Entrepreneur: Elon Musk Predicted Artificial Intelligence Would Be ‘Seriously Dangerous’ by 2019. How Close Is That to Reality?.
https://www.entrepreneur.com/article/323278
A great point brought up here – that AI could be narrow (trained to do a specific set of tasks) or general (intelligence that is fluid, creative, like humans are).
The current state of AI is, as the article outlines, feeding large amounts of historical data, letting the machine learn, and awaiting an output from this training.
Can we expect intelligence that extends beyond the limitations of its training set?
What kind of data and/or how do we structure these data for General AI to take shape?
The author’s stand is that we currently do not have a functional General AI which I agree with, but am more optimistic about.
One factor for my optimism is triggered by some questions he posed: there is not a single creative neuron in our minds, yet we are capable of creativity. How do we replicate that in AI? How about emotions?
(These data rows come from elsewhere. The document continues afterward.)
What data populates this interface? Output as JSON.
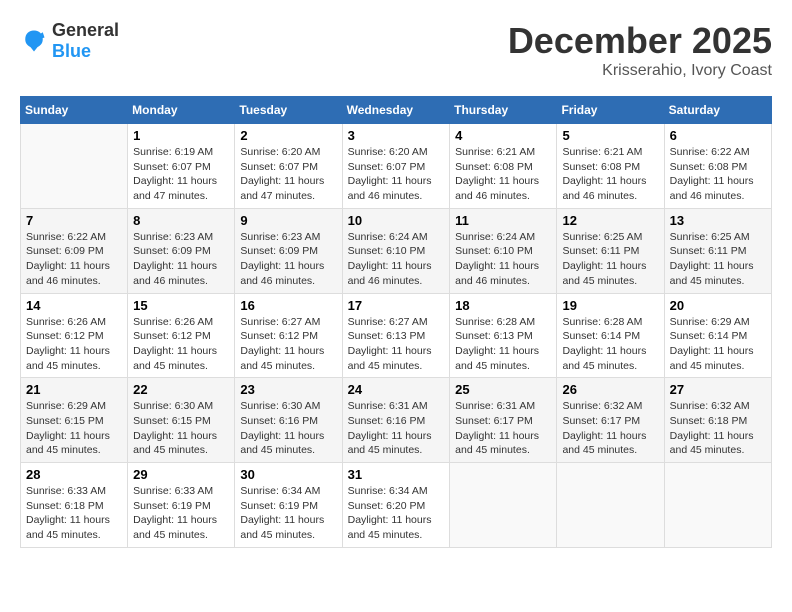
{
  "header": {
    "logo_general": "General",
    "logo_blue": "Blue",
    "month_year": "December 2025",
    "location": "Krisserahio, Ivory Coast"
  },
  "days_of_week": [
    "Sunday",
    "Monday",
    "Tuesday",
    "Wednesday",
    "Thursday",
    "Friday",
    "Saturday"
  ],
  "weeks": [
    [
      {
        "day": "",
        "info": ""
      },
      {
        "day": "1",
        "info": "Sunrise: 6:19 AM\nSunset: 6:07 PM\nDaylight: 11 hours\nand 47 minutes."
      },
      {
        "day": "2",
        "info": "Sunrise: 6:20 AM\nSunset: 6:07 PM\nDaylight: 11 hours\nand 47 minutes."
      },
      {
        "day": "3",
        "info": "Sunrise: 6:20 AM\nSunset: 6:07 PM\nDaylight: 11 hours\nand 46 minutes."
      },
      {
        "day": "4",
        "info": "Sunrise: 6:21 AM\nSunset: 6:08 PM\nDaylight: 11 hours\nand 46 minutes."
      },
      {
        "day": "5",
        "info": "Sunrise: 6:21 AM\nSunset: 6:08 PM\nDaylight: 11 hours\nand 46 minutes."
      },
      {
        "day": "6",
        "info": "Sunrise: 6:22 AM\nSunset: 6:08 PM\nDaylight: 11 hours\nand 46 minutes."
      }
    ],
    [
      {
        "day": "7",
        "info": "Sunrise: 6:22 AM\nSunset: 6:09 PM\nDaylight: 11 hours\nand 46 minutes."
      },
      {
        "day": "8",
        "info": "Sunrise: 6:23 AM\nSunset: 6:09 PM\nDaylight: 11 hours\nand 46 minutes."
      },
      {
        "day": "9",
        "info": "Sunrise: 6:23 AM\nSunset: 6:09 PM\nDaylight: 11 hours\nand 46 minutes."
      },
      {
        "day": "10",
        "info": "Sunrise: 6:24 AM\nSunset: 6:10 PM\nDaylight: 11 hours\nand 46 minutes."
      },
      {
        "day": "11",
        "info": "Sunrise: 6:24 AM\nSunset: 6:10 PM\nDaylight: 11 hours\nand 46 minutes."
      },
      {
        "day": "12",
        "info": "Sunrise: 6:25 AM\nSunset: 6:11 PM\nDaylight: 11 hours\nand 45 minutes."
      },
      {
        "day": "13",
        "info": "Sunrise: 6:25 AM\nSunset: 6:11 PM\nDaylight: 11 hours\nand 45 minutes."
      }
    ],
    [
      {
        "day": "14",
        "info": "Sunrise: 6:26 AM\nSunset: 6:12 PM\nDaylight: 11 hours\nand 45 minutes."
      },
      {
        "day": "15",
        "info": "Sunrise: 6:26 AM\nSunset: 6:12 PM\nDaylight: 11 hours\nand 45 minutes."
      },
      {
        "day": "16",
        "info": "Sunrise: 6:27 AM\nSunset: 6:12 PM\nDaylight: 11 hours\nand 45 minutes."
      },
      {
        "day": "17",
        "info": "Sunrise: 6:27 AM\nSunset: 6:13 PM\nDaylight: 11 hours\nand 45 minutes."
      },
      {
        "day": "18",
        "info": "Sunrise: 6:28 AM\nSunset: 6:13 PM\nDaylight: 11 hours\nand 45 minutes."
      },
      {
        "day": "19",
        "info": "Sunrise: 6:28 AM\nSunset: 6:14 PM\nDaylight: 11 hours\nand 45 minutes."
      },
      {
        "day": "20",
        "info": "Sunrise: 6:29 AM\nSunset: 6:14 PM\nDaylight: 11 hours\nand 45 minutes."
      }
    ],
    [
      {
        "day": "21",
        "info": "Sunrise: 6:29 AM\nSunset: 6:15 PM\nDaylight: 11 hours\nand 45 minutes."
      },
      {
        "day": "22",
        "info": "Sunrise: 6:30 AM\nSunset: 6:15 PM\nDaylight: 11 hours\nand 45 minutes."
      },
      {
        "day": "23",
        "info": "Sunrise: 6:30 AM\nSunset: 6:16 PM\nDaylight: 11 hours\nand 45 minutes."
      },
      {
        "day": "24",
        "info": "Sunrise: 6:31 AM\nSunset: 6:16 PM\nDaylight: 11 hours\nand 45 minutes."
      },
      {
        "day": "25",
        "info": "Sunrise: 6:31 AM\nSunset: 6:17 PM\nDaylight: 11 hours\nand 45 minutes."
      },
      {
        "day": "26",
        "info": "Sunrise: 6:32 AM\nSunset: 6:17 PM\nDaylight: 11 hours\nand 45 minutes."
      },
      {
        "day": "27",
        "info": "Sunrise: 6:32 AM\nSunset: 6:18 PM\nDaylight: 11 hours\nand 45 minutes."
      }
    ],
    [
      {
        "day": "28",
        "info": "Sunrise: 6:33 AM\nSunset: 6:18 PM\nDaylight: 11 hours\nand 45 minutes."
      },
      {
        "day": "29",
        "info": "Sunrise: 6:33 AM\nSunset: 6:19 PM\nDaylight: 11 hours\nand 45 minutes."
      },
      {
        "day": "30",
        "info": "Sunrise: 6:34 AM\nSunset: 6:19 PM\nDaylight: 11 hours\nand 45 minutes."
      },
      {
        "day": "31",
        "info": "Sunrise: 6:34 AM\nSunset: 6:20 PM\nDaylight: 11 hours\nand 45 minutes."
      },
      {
        "day": "",
        "info": ""
      },
      {
        "day": "",
        "info": ""
      },
      {
        "day": "",
        "info": ""
      }
    ]
  ]
}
Having some background in neuroscience I can chip in with a possibility.
Creativity is not purely determined by a single gene, one specific area of your brain. Creativity, in my opinion, is an interplay of natural tendency (to think, or not think, a certain way); synaptic connection, pattern recognition; motivators and parameters. Creative, thus, can be trained.
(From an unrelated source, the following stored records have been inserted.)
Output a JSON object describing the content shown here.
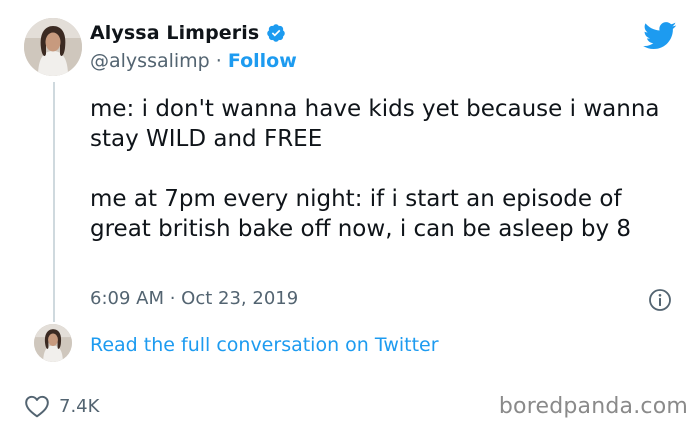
{
  "tweet": {
    "author_name": "Alyssa Limperis",
    "verified": true,
    "handle": "@alyssalimp",
    "separator": " · ",
    "follow_label": "Follow",
    "text_paragraph_1": "me: i don't wanna have kids yet because i wanna stay WILD and FREE",
    "text_paragraph_2": "me at 7pm every night: if i start an episode of great british bake off now, i can be asleep by 8",
    "time": "6:09 AM",
    "date_separator": " · ",
    "date": "Oct 23, 2019",
    "read_conversation_label": "Read the full conversation on Twitter",
    "like_count": "7.4K"
  },
  "icons": {
    "platform_logo": "twitter-bird-icon",
    "verified": "verified-badge-icon",
    "info": "info-icon",
    "like": "heart-icon"
  },
  "colors": {
    "accent": "#1d9bf0",
    "text": "#0f1419",
    "secondary_text": "#536471",
    "thread_line": "#cfd9de",
    "watermark": "#8a8a8a"
  },
  "watermark": "boredpanda.com"
}
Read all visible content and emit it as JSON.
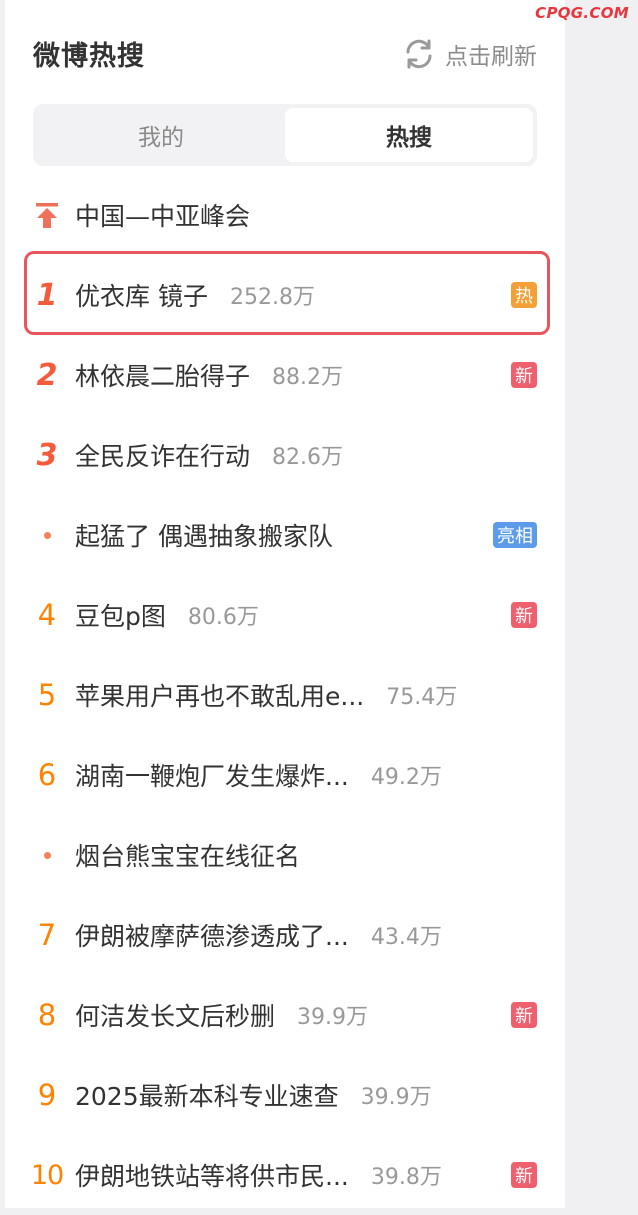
{
  "watermark": "CPQG.COM",
  "header": {
    "title": "微博热搜",
    "refresh_label": "点击刷新",
    "refresh_icon": "refresh-icon"
  },
  "tabs": [
    {
      "label": "我的",
      "active": false
    },
    {
      "label": "热搜",
      "active": true
    }
  ],
  "pinned": {
    "icon": "pin-top-icon",
    "text": "中国—中亚峰会"
  },
  "items": [
    {
      "rank": "1",
      "text": "优衣库 镜子",
      "hot": "252.8万",
      "badge": "热"
    },
    {
      "rank": "2",
      "text": "林依晨二胎得子",
      "hot": "88.2万",
      "badge": "新"
    },
    {
      "rank": "3",
      "text": "全民反诈在行动",
      "hot": "82.6万",
      "badge": ""
    },
    {
      "rank": "",
      "text": "起猛了 偶遇抽象搬家队",
      "hot": "",
      "badge": "亮相"
    },
    {
      "rank": "4",
      "text": "豆包p图",
      "hot": "80.6万",
      "badge": "新"
    },
    {
      "rank": "5",
      "text": "苹果用户再也不敢乱用e...",
      "hot": "75.4万",
      "badge": ""
    },
    {
      "rank": "6",
      "text": "湖南一鞭炮厂发生爆炸...",
      "hot": "49.2万",
      "badge": ""
    },
    {
      "rank": "",
      "text": "烟台熊宝宝在线征名",
      "hot": "",
      "badge": ""
    },
    {
      "rank": "7",
      "text": "伊朗被摩萨德渗透成了...",
      "hot": "43.4万",
      "badge": ""
    },
    {
      "rank": "8",
      "text": "何洁发长文后秒删",
      "hot": "39.9万",
      "badge": "新"
    },
    {
      "rank": "9",
      "text": "2025最新本科专业速查",
      "hot": "39.9万",
      "badge": ""
    },
    {
      "rank": "10",
      "text": "伊朗地铁站等将供市民...",
      "hot": "39.8万",
      "badge": "新"
    }
  ],
  "colors": {
    "accent": "#ff8200",
    "top_rank": "#f55a3a",
    "highlight_border": "#e8555f",
    "badge_hot": "#f3a036",
    "badge_new": "#ef5f6e",
    "badge_liang": "#5b9bea"
  }
}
Synaptic Strength and Pattern Recognition: The more we are trained to associate certain elements and ideas together, the stronger our synaptic connections. This can go both ways. In one, stronger connections encourages pattern recognition. We associate disparate or related concepts quickly to create an new output from existing elements.
On the other, the more we associate related concepts, the harder it gets to break down these associations to think of new links – in other words, new perspectives and creativity.
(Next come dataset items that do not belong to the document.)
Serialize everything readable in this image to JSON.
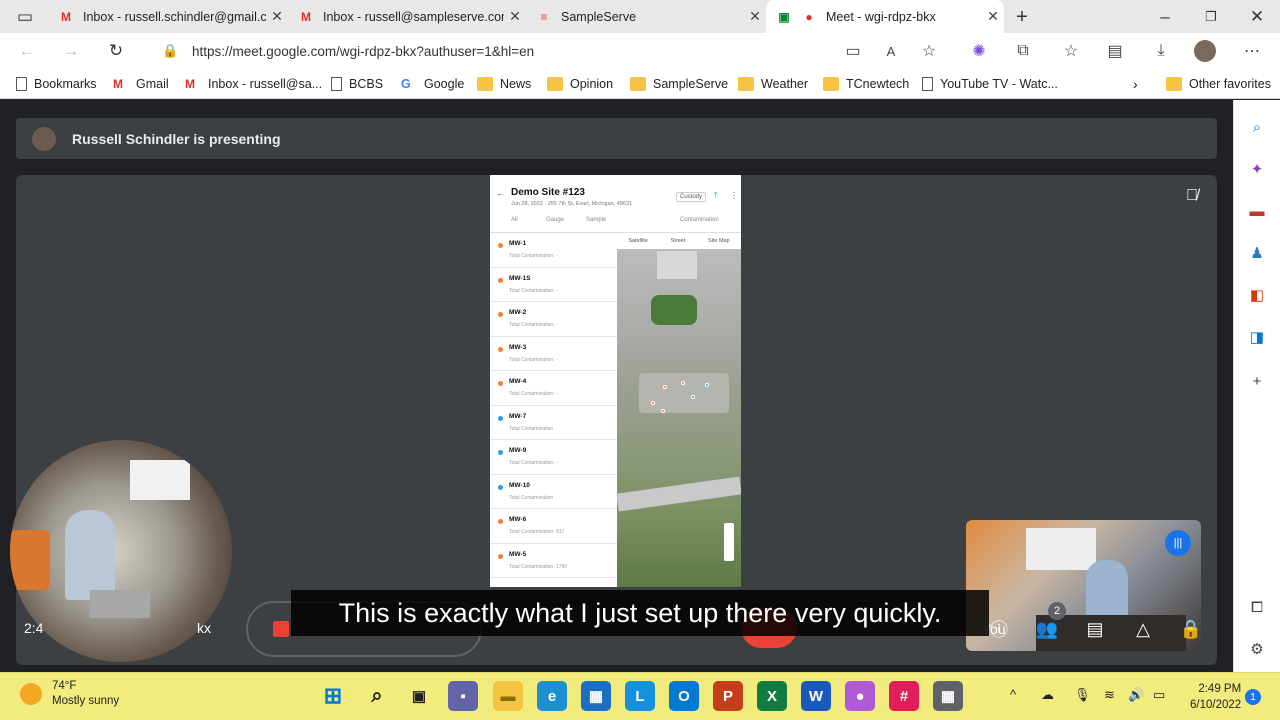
{
  "browser": {
    "tabs": [
      {
        "title": "Inbox - russell.schindler@gmail.c",
        "icon": "gmail-icon"
      },
      {
        "title": "Inbox - russell@sampleserve.com",
        "icon": "gmail-icon"
      },
      {
        "title": "SampleServe",
        "icon": "sampleserve-icon"
      },
      {
        "title": "Meet - wgi-rdpz-bkx",
        "icon": "meet-icon",
        "active": true
      }
    ],
    "url": "https://meet.google.com/wgi-rdpz-bkx?authuser=1&hl=en",
    "bookmarks": [
      {
        "label": "Bookmarks"
      },
      {
        "label": "Gmail"
      },
      {
        "label": "Inbox - russell@sa..."
      },
      {
        "label": "BCBS"
      },
      {
        "label": "Google"
      },
      {
        "label": "News"
      },
      {
        "label": "Opinion"
      },
      {
        "label": "SampleServe"
      },
      {
        "label": "Weather"
      },
      {
        "label": "TCnewtech"
      },
      {
        "label": "YouTube TV - Watc..."
      }
    ],
    "other_favorites": "Other favorites"
  },
  "meet": {
    "presenting_text": "Russell Schindler is presenting",
    "self_label": "You",
    "time": "2:4",
    "code": "kx",
    "participants_count": "2",
    "caption": "This is exactly what I just set up there very quickly."
  },
  "app": {
    "site_title": "Demo Site #123",
    "site_subtitle": "Jun 28, 2022 · 255 7th St, Evart, Michigan, 49631",
    "custody": "Custody",
    "filters": [
      "All",
      "Gauge",
      "Sample"
    ],
    "contamination": "Contamination",
    "map_tabs": [
      "Satellite",
      "Street",
      "Site Map"
    ],
    "wells": [
      {
        "name": "MW-1",
        "sub": "Total Contamination: -",
        "color": "#f27b35"
      },
      {
        "name": "MW-1S",
        "sub": "Total Contamination: -",
        "color": "#f27b35"
      },
      {
        "name": "MW-2",
        "sub": "Total Contamination: -",
        "color": "#f27b35"
      },
      {
        "name": "MW-3",
        "sub": "Total Contamination: -",
        "color": "#f27b35"
      },
      {
        "name": "MW-4",
        "sub": "Total Contamination: -",
        "color": "#f27b35"
      },
      {
        "name": "MW-7",
        "sub": "Total Contamination",
        "color": "#2b9be6"
      },
      {
        "name": "MW-9",
        "sub": "Total Contamination: -",
        "color": "#2b9be6"
      },
      {
        "name": "MW-10",
        "sub": "Total Contamination",
        "color": "#2b9be6"
      },
      {
        "name": "MW-6",
        "sub": "Total Contamination: 617",
        "color": "#f27b35"
      },
      {
        "name": "MW-5",
        "sub": "Total Contamination: 1790",
        "color": "#f27b35"
      }
    ]
  },
  "taskbar": {
    "weather_temp": "74°F",
    "weather_desc": "Mostly sunny",
    "clock_time": "2:49 PM",
    "clock_date": "6/10/2022",
    "notifications": "1"
  },
  "colors": {
    "meet_bg": "#202124",
    "tile_bg": "#3c4043",
    "end_call": "#ea4335",
    "accent": "#1a73e8",
    "taskbar": "#f2eb7d"
  }
}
Motivators: motivators to me are emotions, external stimulators like the environment. Great war poets and lyrical verses on love are stimulated by war, by heartbreak, suffering. How do we stimulate, for a machine without survival instinct and emotions, a motivation to create?
Parameters as replacement for motivators: Just as we teach infants, we train machines at the early stage with rules and parameters to define and structure learning. Since we have yet a viable model for motivators, could we train machines to break these parameters once they have matured in its learning? (As Audemars Piaget would say, we have to first master the rules to break them.)
Is there a specific way humans bend and break parameters to exhibit creativity?